Causal Post-hoc Explainable AI

Publication details

Supervised by: Langseth, Helge; Strumke, Inga; Bach, Kerstin
Publisher: Norges teknisk-naturvitenskapelige universitet
International Standard Numbers:
- Printed: 9788235300225
Link:
- ARKIV: hdl.handle.net/11250/5514043

Highly complex machine learning models are becoming integrated components in advanced decision making processes across many different domains in society.
These models achieve impressive accuracy at the cost of transparency, which hinders understanding of the decision logic underlying the automated process.
To address this challenge, the field of Explainable Artificial Intelligence (XAI) has emerged, aiming to provide reliable explanations for model predictions. One of the main approaches taken to accomplish this is post-hoc XAI, where explanations are generated for pre-trained, non-interpretable models without impact on model performance.

The field of causality, meanwhile, provides a formal approach to explanation based on causal modelling of relevant variables. Causal explanations highlight causes to explain effects through contrasting actual events with counterfactual events, and are considered especially favourable for facilitating understanding by accommodating an implicit understanding of how the world works.

This thesis explores the intersection of post-hoc XAI and causal explanation. A comprehensive systematic literature review is conducted in order to provide an overview of this subfield. A categorisation of post-hoc XAI methods is presented, and two categories of causal post-hoc XAI are defined that differ in choice of explanation vocabulary and abstraction of the causal model for explanation: Internally causal methods, which focus on the direct causal effect of model input features on model output; and externally causal methods, which focus on the indirect causal effect of high-level, real-world concepts on model output.

The concept of counterfactual explanation is further central to this thesis. The modelling requirements necessary to ensure causally sound generation of counterfactual explanations are discussed, and steps are taken towards generalising the applicability of methods for counterfactual post-hoc explanations. A new method is presented that calculates approximate bounds for counterfactual queries given partially specified causal models under limited access to domain knowledge. Compared to existing techniques, the method is shown to improve approximation accuracy and lower the computational cost.

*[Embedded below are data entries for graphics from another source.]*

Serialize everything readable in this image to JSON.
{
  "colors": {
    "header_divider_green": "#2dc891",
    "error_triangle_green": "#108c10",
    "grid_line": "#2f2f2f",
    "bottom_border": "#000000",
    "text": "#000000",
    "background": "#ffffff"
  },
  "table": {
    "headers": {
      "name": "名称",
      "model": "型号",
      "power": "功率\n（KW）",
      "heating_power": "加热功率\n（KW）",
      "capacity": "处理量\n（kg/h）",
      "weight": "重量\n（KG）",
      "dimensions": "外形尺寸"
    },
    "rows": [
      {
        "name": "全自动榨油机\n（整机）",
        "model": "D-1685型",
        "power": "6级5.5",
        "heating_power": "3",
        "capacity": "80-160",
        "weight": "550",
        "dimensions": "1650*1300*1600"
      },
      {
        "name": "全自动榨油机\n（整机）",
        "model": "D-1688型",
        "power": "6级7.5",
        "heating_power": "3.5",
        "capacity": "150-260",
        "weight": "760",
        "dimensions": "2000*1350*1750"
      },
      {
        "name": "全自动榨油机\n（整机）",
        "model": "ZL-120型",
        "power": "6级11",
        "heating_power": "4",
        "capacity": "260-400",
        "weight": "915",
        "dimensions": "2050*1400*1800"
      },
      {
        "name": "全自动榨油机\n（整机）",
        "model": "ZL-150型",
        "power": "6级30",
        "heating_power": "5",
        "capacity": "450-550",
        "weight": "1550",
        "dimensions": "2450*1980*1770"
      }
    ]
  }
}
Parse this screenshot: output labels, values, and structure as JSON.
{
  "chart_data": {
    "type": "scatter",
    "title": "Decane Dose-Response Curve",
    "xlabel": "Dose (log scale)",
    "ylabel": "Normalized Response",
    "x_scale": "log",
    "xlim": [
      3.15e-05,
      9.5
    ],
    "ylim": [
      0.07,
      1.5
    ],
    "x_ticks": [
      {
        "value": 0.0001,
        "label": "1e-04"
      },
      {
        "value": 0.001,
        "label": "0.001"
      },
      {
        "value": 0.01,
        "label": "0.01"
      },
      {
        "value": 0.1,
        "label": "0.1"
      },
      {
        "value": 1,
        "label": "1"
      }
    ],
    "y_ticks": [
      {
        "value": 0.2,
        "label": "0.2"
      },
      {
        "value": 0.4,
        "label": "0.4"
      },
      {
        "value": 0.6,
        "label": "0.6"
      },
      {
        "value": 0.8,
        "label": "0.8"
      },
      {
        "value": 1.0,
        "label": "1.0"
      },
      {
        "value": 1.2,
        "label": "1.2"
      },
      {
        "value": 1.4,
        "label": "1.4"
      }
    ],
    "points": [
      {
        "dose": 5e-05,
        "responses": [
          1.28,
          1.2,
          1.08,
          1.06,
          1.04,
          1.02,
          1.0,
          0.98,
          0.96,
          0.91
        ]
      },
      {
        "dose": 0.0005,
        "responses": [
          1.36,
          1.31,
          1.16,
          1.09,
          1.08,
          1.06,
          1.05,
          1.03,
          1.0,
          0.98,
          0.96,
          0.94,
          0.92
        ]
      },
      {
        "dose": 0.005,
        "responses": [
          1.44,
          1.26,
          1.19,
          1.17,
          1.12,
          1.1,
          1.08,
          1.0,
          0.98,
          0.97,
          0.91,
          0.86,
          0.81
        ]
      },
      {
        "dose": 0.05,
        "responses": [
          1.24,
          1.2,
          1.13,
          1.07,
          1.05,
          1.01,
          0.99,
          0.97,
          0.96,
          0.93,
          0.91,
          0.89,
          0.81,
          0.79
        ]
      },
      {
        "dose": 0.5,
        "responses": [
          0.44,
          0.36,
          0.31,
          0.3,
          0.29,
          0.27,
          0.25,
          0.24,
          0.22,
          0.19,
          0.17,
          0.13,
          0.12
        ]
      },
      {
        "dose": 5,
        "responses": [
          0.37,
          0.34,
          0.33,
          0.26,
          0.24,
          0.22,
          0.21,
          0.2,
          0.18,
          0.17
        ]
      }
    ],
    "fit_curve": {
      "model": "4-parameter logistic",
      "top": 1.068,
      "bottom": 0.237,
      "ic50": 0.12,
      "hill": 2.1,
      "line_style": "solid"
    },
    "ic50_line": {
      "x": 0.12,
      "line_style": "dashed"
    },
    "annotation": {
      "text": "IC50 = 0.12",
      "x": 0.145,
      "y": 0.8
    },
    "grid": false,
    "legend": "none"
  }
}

Finally, building on the previous results, a conceptual method for causal and counterfactual post-hoc XAI is presented. The approach taken is in line with the definition given of externally causal XAI, employing a meaningful concept-based explanation vocabulary. Different types of explanations that build on counterfactual queries are considered, and a proof-of-concept model is implemented, for which causal and counterfactual explanations generated under both complete and partial domain knowledge are evaluated. These results demonstrate potential towards increased applicability of causal post-hoc XAI in a meaningful vocabulary.